De la crítica social de Twain viajamos hasta el desengaño social del estadounidense medio de la década del jazz y la primera gran guerra, los años veinte. El desconcierto ante la imposición del materialismo como forma de vida y la incomprensión de una guerra cruel e inútil moldean las ideas de una excelente generación de literatos de la que Scott Fitzgerald era cabeza de cartel, la Generación Perdida.

Su gran obra, El gran Gatsby, desnudaba a una sociedad aparentemente democrática en su creciente ocio pero profundamente desgual en sus raíces, en un contexto de especulación y malas prácticas financieras que anticipaban el famoso Crack del 29, que daría lugar a la Gran Depresión. Sus otras novelas: A este lado del paraíso, su primera obra; Hermosos y malditos; la oscura Suave es la noche; y El último magnate. "Una generación nueva, que se dedica más que la última a temer a la pobreza y a adorar el éxito; crece para encontrar muertos a todos los dioses, tiene hechas todas las guerras y debilitadas todas las creencias del hombre."

En los mismos ambientes de vanguardia parisinos que Fitzgerald rondaba Ernest Hemingway, quien junto a Faulkner, Steinbeck y Dos Passos completaba la lista de los escritores perdidos.

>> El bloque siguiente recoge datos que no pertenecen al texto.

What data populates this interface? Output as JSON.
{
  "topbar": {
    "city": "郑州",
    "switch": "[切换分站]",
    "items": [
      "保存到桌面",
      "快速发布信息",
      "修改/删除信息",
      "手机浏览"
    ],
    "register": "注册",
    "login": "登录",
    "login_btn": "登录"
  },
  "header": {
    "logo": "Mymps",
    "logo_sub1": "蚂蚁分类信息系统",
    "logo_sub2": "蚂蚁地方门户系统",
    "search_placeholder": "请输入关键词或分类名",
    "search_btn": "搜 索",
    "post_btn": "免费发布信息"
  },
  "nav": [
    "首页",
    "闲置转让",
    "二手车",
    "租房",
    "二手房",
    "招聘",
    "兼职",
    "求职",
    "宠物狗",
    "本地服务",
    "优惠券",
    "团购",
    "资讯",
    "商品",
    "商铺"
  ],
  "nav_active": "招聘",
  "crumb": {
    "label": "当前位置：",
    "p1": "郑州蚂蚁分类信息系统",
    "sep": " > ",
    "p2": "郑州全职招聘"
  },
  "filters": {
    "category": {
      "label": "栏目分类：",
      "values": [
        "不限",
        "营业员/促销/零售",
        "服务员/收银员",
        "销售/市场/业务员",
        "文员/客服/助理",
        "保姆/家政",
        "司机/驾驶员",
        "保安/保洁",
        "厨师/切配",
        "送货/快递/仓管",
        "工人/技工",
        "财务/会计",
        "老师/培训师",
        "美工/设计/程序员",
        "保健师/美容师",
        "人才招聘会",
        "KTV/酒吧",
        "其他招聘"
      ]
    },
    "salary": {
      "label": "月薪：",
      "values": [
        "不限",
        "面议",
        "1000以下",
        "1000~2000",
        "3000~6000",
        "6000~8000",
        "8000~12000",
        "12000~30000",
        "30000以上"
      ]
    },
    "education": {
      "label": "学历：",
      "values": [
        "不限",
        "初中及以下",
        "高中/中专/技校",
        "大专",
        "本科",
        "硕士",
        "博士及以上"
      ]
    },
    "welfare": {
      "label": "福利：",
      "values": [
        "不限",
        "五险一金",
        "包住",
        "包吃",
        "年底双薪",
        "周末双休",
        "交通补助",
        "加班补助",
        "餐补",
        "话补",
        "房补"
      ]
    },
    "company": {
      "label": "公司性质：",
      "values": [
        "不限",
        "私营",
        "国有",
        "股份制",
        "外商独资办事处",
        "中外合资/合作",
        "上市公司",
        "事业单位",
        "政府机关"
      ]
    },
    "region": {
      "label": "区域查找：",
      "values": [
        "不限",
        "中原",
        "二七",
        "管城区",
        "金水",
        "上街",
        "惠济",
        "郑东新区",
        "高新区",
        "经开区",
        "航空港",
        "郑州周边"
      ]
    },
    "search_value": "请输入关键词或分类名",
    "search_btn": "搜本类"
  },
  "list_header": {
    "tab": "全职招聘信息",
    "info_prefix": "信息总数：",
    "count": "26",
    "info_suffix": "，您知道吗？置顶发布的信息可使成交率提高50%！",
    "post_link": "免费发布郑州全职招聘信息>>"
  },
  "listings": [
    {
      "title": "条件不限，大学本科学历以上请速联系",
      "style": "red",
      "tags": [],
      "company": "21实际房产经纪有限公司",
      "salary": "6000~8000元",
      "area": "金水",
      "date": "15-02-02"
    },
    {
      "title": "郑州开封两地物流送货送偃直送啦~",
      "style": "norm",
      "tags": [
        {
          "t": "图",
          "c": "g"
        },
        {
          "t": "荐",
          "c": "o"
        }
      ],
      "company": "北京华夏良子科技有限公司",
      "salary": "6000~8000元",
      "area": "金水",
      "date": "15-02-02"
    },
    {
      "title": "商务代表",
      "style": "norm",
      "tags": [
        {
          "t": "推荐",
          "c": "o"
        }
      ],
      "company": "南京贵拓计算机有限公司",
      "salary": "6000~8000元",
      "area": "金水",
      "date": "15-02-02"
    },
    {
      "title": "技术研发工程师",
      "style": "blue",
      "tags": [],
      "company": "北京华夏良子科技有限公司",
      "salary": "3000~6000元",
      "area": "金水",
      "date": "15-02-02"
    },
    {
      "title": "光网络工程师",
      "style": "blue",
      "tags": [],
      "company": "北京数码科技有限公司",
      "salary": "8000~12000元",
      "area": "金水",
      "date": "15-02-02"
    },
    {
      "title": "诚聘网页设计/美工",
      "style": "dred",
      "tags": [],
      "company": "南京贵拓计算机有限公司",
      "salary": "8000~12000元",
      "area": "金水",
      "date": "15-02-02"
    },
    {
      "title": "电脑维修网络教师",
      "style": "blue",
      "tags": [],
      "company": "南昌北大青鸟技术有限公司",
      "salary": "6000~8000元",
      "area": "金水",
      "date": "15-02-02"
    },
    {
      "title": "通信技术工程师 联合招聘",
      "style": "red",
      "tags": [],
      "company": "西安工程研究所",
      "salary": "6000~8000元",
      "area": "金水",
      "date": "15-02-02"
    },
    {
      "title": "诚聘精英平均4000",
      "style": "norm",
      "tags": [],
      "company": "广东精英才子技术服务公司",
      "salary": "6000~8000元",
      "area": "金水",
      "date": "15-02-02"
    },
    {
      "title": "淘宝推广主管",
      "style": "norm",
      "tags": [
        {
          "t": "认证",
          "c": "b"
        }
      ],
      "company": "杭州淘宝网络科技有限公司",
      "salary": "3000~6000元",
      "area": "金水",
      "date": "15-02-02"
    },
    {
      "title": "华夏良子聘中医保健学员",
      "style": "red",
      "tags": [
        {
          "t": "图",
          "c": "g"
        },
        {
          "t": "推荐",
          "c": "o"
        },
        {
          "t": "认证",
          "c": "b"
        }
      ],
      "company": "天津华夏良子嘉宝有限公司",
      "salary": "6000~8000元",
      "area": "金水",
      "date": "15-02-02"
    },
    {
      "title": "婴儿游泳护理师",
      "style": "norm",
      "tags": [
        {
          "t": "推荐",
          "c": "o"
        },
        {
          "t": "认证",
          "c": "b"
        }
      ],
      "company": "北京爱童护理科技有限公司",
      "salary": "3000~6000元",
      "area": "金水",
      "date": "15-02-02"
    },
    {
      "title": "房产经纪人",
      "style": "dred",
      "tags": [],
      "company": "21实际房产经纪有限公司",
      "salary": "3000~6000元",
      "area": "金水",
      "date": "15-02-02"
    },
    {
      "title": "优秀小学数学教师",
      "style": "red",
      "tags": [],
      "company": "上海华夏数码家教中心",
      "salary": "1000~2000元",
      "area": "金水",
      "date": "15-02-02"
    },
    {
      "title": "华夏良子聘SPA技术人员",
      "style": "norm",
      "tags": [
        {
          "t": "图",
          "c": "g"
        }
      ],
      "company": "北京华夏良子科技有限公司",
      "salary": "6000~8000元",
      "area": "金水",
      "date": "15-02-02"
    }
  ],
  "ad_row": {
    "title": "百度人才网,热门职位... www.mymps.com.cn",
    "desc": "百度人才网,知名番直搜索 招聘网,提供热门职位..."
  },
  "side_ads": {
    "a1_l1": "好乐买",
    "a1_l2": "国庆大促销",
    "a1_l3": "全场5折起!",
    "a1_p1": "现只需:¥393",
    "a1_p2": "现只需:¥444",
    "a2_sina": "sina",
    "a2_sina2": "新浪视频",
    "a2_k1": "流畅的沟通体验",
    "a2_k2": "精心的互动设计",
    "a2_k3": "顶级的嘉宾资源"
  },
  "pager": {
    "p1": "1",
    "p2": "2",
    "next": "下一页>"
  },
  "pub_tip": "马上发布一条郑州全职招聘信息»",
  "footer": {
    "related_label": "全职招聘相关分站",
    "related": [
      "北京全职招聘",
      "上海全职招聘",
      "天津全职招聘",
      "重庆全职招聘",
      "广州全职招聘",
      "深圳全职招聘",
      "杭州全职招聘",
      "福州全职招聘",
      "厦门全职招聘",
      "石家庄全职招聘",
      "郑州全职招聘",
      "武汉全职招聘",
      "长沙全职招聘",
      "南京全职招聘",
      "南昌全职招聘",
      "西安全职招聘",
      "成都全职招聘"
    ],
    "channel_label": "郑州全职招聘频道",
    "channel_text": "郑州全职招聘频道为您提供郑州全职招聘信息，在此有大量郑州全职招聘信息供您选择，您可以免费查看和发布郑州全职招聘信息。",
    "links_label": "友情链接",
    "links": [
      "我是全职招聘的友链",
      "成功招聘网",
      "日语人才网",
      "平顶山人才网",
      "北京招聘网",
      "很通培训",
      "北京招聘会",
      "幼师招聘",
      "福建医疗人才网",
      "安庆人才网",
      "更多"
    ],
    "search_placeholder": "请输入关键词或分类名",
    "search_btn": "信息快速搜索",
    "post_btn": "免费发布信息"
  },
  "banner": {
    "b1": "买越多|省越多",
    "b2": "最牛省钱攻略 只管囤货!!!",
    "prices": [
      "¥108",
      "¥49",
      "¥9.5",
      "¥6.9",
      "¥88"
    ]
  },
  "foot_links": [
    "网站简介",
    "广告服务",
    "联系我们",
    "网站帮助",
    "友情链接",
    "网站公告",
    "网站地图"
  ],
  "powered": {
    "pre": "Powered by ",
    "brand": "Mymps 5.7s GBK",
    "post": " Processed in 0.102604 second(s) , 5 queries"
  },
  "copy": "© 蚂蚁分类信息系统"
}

Tras un periodo de intenso individualismo culminado en fracaso se comprometía con la lucha colectiva. La prueba, Por quien doblan las campanas, obra maestra de la literatura universal donde Hemingway se consagraba moralmente con el bando republicano en la Guerra Civil española.

Doce años después y tras veinte años viviendo en Cuba, publicaba una aparentemente sencilla historia sobre un pescador de avanzada edad en horas bajas que sale al mar con el fin de romper su mala racha, y que le valdría nada más y nada menos que el Premio Nobel de Literatura. El viejo y el mar es una novela obligatoria, sin discusión alguna, de este escritor alcohólico y aventurero muerto a causa de un autodisparo accidental pero cuya sombra jamás se extinguirá. "El hombre no está hecho para la derrota; un hombre puede ser destruido pero no derrotado."